At its regular meeting Sept. 23, Hays County commissioners unanimously approved a development agreement with the developers of the proposed La Cima neighborhood near the intersection of Ranch Road 12 and Old Ranch Road 12 outside the San Marcos city limits.

The decision came one week after San Marcos City Council approved a similar agreement. The county will now await the results of an economic analysis study relating to the development and an appraisal of the property.

"This is an incredibly important project for our community," former state representative and San Marcos resident Patrick Rose said. "It will bring better jobs. It will bring better housing. It will support our school system. It is a number of things, all of which, frankly, have passed San Marcos by in years past."

Officials in the city of San Marcos and Hays County agreed the development was an attractive offer, but concerns remained over how to finance the project and when the property would be annexed into San Marcos. City officials were pushing for immediate annexation of the property. Under terms of the development agreement between the city and developer, the property will remain outside the city limits until a subdivision plat or related development document is submitted to the county.

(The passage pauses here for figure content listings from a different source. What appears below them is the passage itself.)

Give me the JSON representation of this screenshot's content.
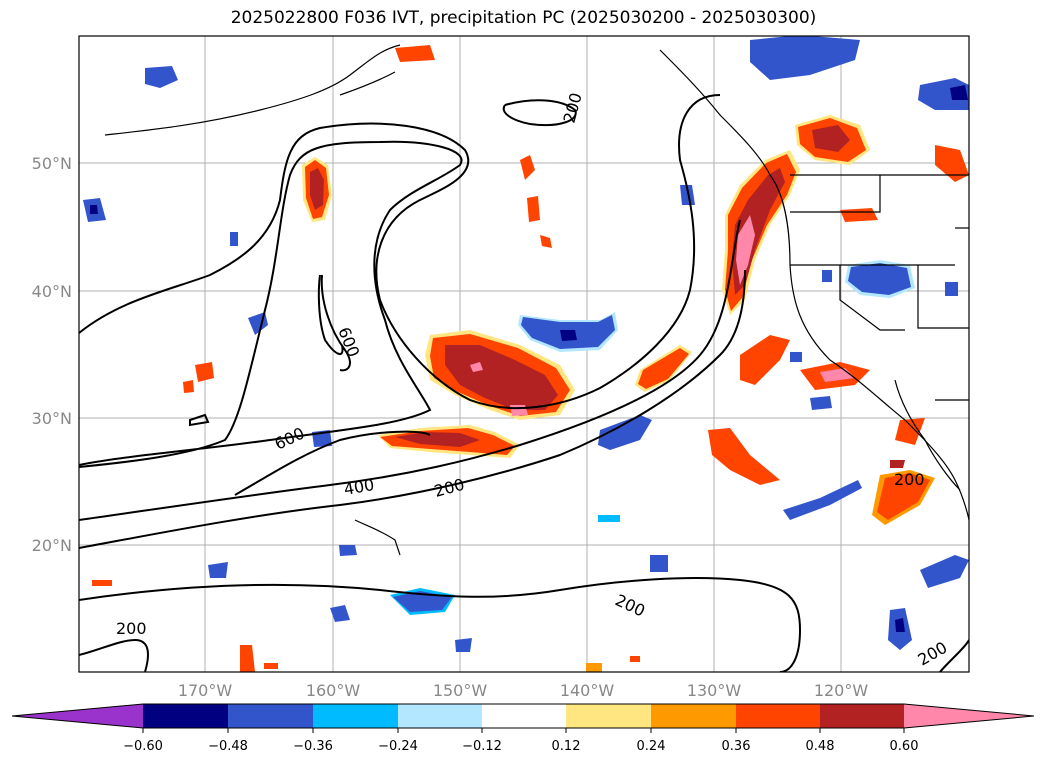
{
  "title": "2025022800 F036 IVT, precipitation PC (2025030200 - 2025030300)",
  "map": {
    "lon_labels": [
      "170°W",
      "160°W",
      "150°W",
      "140°W",
      "130°W",
      "120°W"
    ],
    "lat_labels": [
      "50°N",
      "40°N",
      "30°N",
      "20°N"
    ],
    "contour_labels": [
      "200",
      "600",
      "600",
      "400",
      "200",
      "200",
      "200",
      "200",
      "200"
    ],
    "colors": {
      "neg_extreme": "#9933cc",
      "neg_060": "#000080",
      "neg_048": "#3355cc",
      "neg_036": "#00bbff",
      "neg_024": "#b3e6ff",
      "pos_012": "#ffe680",
      "pos_024": "#ff9900",
      "pos_036": "#ff4400",
      "pos_048": "#b22222",
      "pos_extreme": "#ff88aa"
    }
  },
  "colorbar": {
    "ticks": [
      "−0.60",
      "−0.48",
      "−0.36",
      "−0.24",
      "−0.12",
      "0.12",
      "0.24",
      "0.36",
      "0.48",
      "0.60"
    ],
    "colors": [
      "#9933cc",
      "#000080",
      "#3355cc",
      "#3355cc",
      "#00bbff",
      "#b3e6ff",
      "#ffffff",
      "#ffe680",
      "#ff9900",
      "#ff4400",
      "#b22222",
      "#ff88aa"
    ]
  }
}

Commissioners also approved formation of a public improvement district at the Sept. 23 meeting. A PID is a development tool created by the Texas Legislature whereby counties or municipalities issue bonds to help fund development costs. The bonds are paid back by residents moving into the neighborhood who have an assessment—essentially a debt based on the value of their property which must be paid back—placed upon their homes.

The commissioners court will act as the board of the district and will be responsible for determining the amount and timing of debt issuance. The PID debt issuance will be accounted when determining the county's overlapping debt, an indicator of financial strength looked at by credit rating agencies such as Standard & Poor's.

State law prohibits public improvement districts from issuing bonds in an amount greater than one-third of the total value of the undeveloped land. The county is currently awaiting the results of an appraisal, which will determine the upper limit of how much debt can be issued.

"I know there are some who would like not to see anything developed out in this area, but that is not the reality of our future," Precinct 3 Commissioner Will Conley said. "What we're responsible for doing is making sure that [development is] done appropriately and that it meets a very high standard of quality from a design perspective and an environmental perspective, which I think we have achieved with this document."